Dating/Friends – If you go on 200 dates in a lifetime, typical results might be that 100 are terrible, 50 are bad, 30 are meh, 19 are good, and 1 is great.

So you’ve got a 0.5% chance of being right, but it’s still a correct decision to go on a bunch of dates, because the payoff from one right date is worth the 99.5% of times you’re wrong. Same with meeting people and the chance of them becoming long time friends or business partners.

Hiring –  In my experience, about  2-7% of applicants are even worth reading the whole application, and 1-2% are worth getting on the phone for an interview.
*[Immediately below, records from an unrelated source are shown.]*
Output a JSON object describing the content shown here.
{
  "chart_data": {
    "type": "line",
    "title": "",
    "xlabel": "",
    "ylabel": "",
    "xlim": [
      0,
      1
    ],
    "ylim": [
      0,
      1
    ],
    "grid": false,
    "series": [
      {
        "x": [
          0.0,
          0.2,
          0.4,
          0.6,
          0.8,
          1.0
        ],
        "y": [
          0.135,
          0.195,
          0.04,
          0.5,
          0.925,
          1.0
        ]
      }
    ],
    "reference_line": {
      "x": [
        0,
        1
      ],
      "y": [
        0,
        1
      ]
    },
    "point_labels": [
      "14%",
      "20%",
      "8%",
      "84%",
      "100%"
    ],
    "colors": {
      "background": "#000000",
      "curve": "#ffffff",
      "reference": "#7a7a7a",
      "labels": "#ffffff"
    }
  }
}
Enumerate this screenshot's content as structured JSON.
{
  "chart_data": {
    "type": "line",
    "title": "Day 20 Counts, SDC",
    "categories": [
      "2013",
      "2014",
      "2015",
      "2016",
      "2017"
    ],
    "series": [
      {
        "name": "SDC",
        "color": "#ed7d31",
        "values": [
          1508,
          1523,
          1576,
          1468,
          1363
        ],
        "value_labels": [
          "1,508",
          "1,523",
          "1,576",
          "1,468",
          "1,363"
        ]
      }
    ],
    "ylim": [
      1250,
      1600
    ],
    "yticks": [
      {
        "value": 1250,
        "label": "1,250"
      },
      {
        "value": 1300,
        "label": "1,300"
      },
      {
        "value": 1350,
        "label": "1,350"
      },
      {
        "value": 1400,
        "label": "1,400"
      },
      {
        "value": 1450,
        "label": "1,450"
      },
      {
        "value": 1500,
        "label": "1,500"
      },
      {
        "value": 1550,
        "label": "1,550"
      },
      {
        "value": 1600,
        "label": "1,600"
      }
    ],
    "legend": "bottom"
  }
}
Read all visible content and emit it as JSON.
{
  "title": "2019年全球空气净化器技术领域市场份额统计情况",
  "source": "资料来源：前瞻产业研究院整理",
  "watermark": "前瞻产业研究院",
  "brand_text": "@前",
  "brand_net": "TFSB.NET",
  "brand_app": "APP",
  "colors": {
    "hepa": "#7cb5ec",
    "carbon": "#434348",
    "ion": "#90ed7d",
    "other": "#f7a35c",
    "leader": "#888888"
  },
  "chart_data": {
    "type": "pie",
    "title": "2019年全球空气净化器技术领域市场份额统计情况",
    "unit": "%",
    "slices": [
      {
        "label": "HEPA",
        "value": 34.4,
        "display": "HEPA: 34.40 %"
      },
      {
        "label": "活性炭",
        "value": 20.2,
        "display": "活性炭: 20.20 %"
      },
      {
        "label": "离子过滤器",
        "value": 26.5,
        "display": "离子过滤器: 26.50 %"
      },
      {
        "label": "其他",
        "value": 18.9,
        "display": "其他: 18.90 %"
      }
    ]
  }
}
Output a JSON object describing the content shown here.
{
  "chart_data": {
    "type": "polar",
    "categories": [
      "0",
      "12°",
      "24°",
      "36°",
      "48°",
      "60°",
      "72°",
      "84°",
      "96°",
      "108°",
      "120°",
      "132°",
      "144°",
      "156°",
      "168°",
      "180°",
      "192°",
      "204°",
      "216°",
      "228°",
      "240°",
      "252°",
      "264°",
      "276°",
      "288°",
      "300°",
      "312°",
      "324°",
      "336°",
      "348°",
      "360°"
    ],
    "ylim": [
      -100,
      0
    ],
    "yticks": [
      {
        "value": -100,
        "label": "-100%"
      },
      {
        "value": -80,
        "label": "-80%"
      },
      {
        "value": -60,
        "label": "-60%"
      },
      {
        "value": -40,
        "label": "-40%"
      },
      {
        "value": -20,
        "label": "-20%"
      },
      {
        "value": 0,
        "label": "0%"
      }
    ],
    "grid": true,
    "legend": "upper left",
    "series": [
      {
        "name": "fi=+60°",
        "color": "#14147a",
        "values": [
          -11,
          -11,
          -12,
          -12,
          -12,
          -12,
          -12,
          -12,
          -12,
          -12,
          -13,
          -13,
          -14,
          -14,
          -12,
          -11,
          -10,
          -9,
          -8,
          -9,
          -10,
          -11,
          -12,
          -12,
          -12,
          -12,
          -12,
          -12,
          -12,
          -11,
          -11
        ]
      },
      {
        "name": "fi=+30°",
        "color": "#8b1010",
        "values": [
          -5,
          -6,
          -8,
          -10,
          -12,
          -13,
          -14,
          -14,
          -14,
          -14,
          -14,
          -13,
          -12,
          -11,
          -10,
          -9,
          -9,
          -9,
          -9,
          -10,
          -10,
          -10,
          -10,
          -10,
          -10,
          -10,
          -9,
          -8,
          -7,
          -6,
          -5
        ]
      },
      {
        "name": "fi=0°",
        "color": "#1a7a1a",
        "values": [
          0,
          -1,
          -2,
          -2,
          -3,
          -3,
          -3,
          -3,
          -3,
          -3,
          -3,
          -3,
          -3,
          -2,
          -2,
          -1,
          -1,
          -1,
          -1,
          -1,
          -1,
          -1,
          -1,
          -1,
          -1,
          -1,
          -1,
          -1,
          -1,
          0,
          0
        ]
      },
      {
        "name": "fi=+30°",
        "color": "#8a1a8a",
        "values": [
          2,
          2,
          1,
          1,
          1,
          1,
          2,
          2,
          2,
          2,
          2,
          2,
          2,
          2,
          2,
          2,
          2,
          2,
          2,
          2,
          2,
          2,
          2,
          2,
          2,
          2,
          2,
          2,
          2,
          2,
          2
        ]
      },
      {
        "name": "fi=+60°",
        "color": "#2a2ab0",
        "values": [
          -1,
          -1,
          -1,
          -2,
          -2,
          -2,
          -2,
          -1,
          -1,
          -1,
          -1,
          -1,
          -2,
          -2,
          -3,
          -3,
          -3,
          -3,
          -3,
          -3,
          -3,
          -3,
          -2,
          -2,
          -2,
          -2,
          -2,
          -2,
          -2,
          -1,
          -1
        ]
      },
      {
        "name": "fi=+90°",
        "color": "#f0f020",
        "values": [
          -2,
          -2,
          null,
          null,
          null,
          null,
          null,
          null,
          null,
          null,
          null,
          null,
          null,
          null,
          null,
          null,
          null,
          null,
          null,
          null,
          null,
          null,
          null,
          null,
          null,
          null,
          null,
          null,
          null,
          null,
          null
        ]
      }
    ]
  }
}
Then only a certain percentage of hires work out.

However, hiring and management is so high leverage that it’s still the correct thing to do.

Business Conferences – Most conferences are terrible, but the few good ones are so good, and the people you meet are so awesome that it’s the correct decision to go to a lot of conferences,

Even though most new conferences you go to will be terrible, it’s worth it to go to a bunch to figure out the best ones.

Careers – In the last five years, I’ve dabbled (to some extent) in law, academia, medical interpreting, teaching English, SEO, project management, SEO again, email marketing, copywriting, B2B software sales, healthcare consulting, marketing consulting, business systems consulting, and writing books.

Even if I’m being generous with myself, my batting average is poor. However, my “slugging percentage” is pretty decent. Most of them haven’t succeeded, but the ones that have worked out well enough to make up for all the failures.

Are you focused on being correct or being right? There’s more margin (over the long run) in correct.

 

Footnotes

  1. Both Tynan and Billy Murphy have great articles expounding on Expected Value.
  2. I might also add “does this play to my strengths” or “is this near my circle of  competence” to that list when relevant.